La misma Compañía Francesa o Hijos de Salomón enseñaba la leyenda del Tercer Grado mucho antes de 1717, fecha en que algunos imaginan que fue inventado. Si bien es cierto que los autores ingleses anteriores a esta fecha hablan muy poco de ello, no creemos que esta razón sea suficiente para afirmar que era desconocido, porque hasta 1841 no se supo que había sido un secreto del Companionage francés, tan profunda y ocultamente conservado. (Livre du Compagnonnage, de Agricol Perdiguier, 1841. Jorge Sand publicó el mismo año su novela Le Compagnon du Tour de France. En la Historia de la Masonería de Gould, se pueden encontrar datos interesantes sobre esta orden – tomo I, cap. V -). No podemos dogmatizar habiendo tantos datos imprecisos; pero parece ser que lo ocurrido en el año 1717 no fue la adición de un tercer grado, sino más bien la conversión de los dos grados en tres.

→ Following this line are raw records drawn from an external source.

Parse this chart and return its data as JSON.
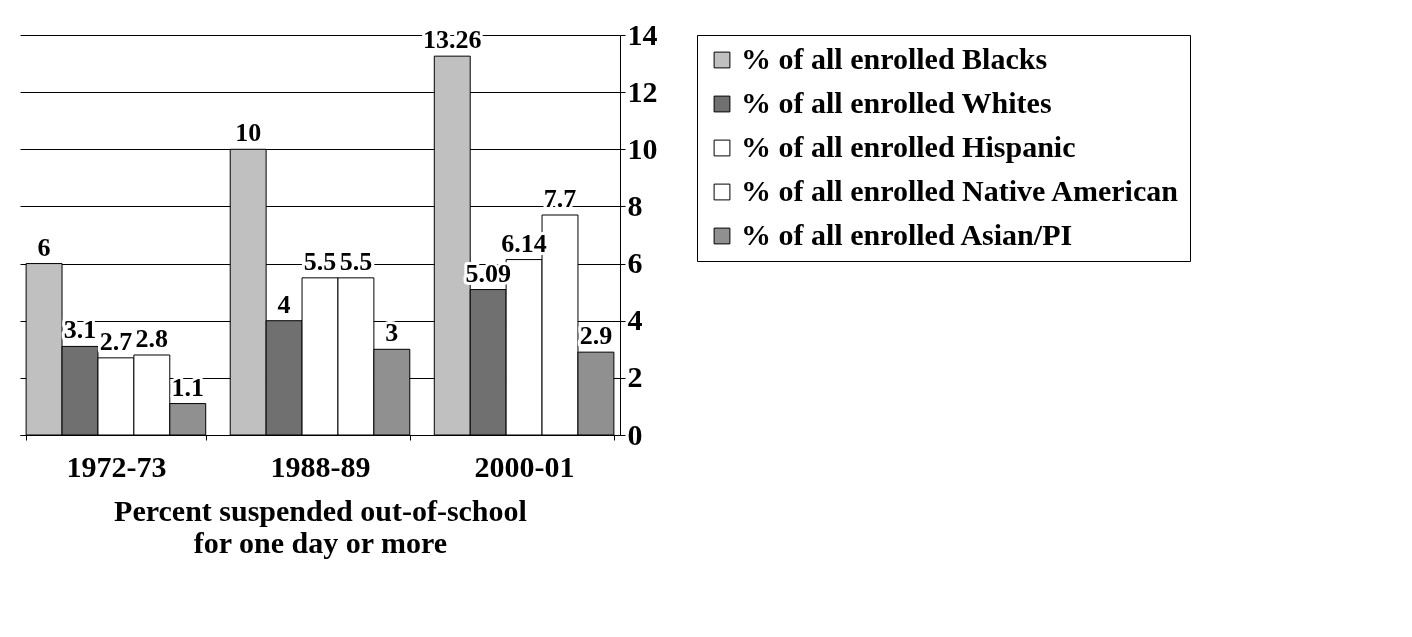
{
  "chart_data": {
    "type": "bar",
    "xlabel": "Percent suspended out-of-school for one day or more",
    "categories": [
      "1972-73",
      "1988-89",
      "2000-01"
    ],
    "series": [
      {
        "name": "% of all enrolled Blacks",
        "color": "#c0c0c0",
        "values": [
          6,
          10,
          13.26
        ]
      },
      {
        "name": "% of all enrolled Whites",
        "color": "#707070",
        "values": [
          3.1,
          4,
          5.09
        ]
      },
      {
        "name": "% of all enrolled Hispanic",
        "color": "#ffffff",
        "values": [
          2.7,
          5.5,
          6.14
        ]
      },
      {
        "name": "% of all enrolled Native American",
        "color": "#ffffff",
        "values": [
          2.8,
          5.5,
          7.7
        ]
      },
      {
        "name": "% of all enrolled Asian/PI",
        "color": "#909090",
        "values": [
          1.1,
          3,
          2.9
        ]
      }
    ],
    "ylim": [
      0,
      14
    ],
    "yticks": [
      0,
      2,
      4,
      6,
      8,
      10,
      12,
      14
    ],
    "grid": "y",
    "legend": "right",
    "data_labels": true
  }
}
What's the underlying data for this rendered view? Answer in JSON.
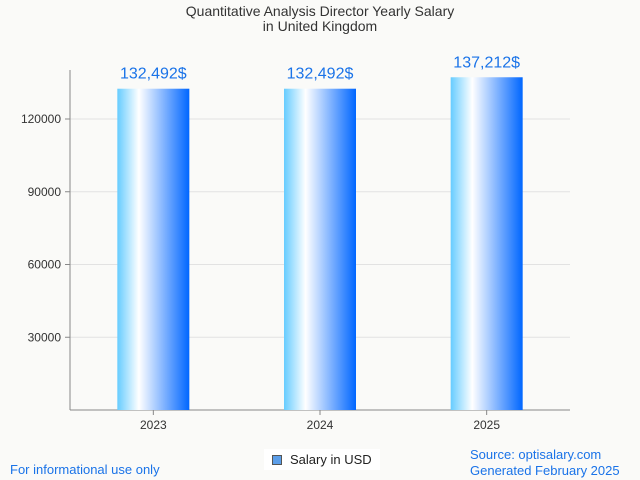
{
  "chart_data": {
    "type": "bar",
    "title": "Quantitative Analysis Director Yearly Salary",
    "subtitle": "in United Kingdom",
    "categories": [
      "2023",
      "2024",
      "2025"
    ],
    "values": [
      132492,
      132492,
      137212
    ],
    "data_labels": [
      "132,492$",
      "132,492$",
      "137,212$"
    ],
    "xlabel": "",
    "ylabel": "",
    "ylim": [
      0,
      135000
    ],
    "yticks": [
      30000,
      60000,
      90000,
      120000
    ],
    "ytick_labels": [
      "30000",
      "60000",
      "90000",
      "120000"
    ],
    "grid": true,
    "legend": {
      "placement": "bottom-center",
      "entries": [
        "Salary in USD"
      ]
    },
    "colors": {
      "bar_light": "#66ccff",
      "bar_dark": "#0066ff",
      "label": "#1a73e8"
    }
  },
  "footer": {
    "disclaimer": "For informational use only",
    "source": "Source: optisalary.com",
    "generated": "Generated February 2025"
  }
}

La Masonería es institución demasiado sublime para que se haya podido instituir en un solo día y menos aún por un pequeño núcleo de hombres. La Masonería es producto de una lenta evolución en la que ha ido adquiriendo su belleza y desarrollo. A semejanza de esas catedrales erigidas por el esfuerzo de varias generaciones, la orden masónica ha llegado a ser con el tiempo el templo de la Libertad y de la Fraternidad, cuya historia es la eclosión de su alma íntima, producida en el proceso natural de su transición desde la arquitectura a “su objeto noble y glorioso”. De modo que no hace falta salir de la Masonería para encontrar su verdadero objeto, porque su forma actual es únicamente una expansión inherente a su naturaleza. Y en esto hemos de insistir con frecuencia como, asimismo, contra quienes se empeñan en escudriñar por los rincones de la Historia buscando extraños orígenes a la Masonería.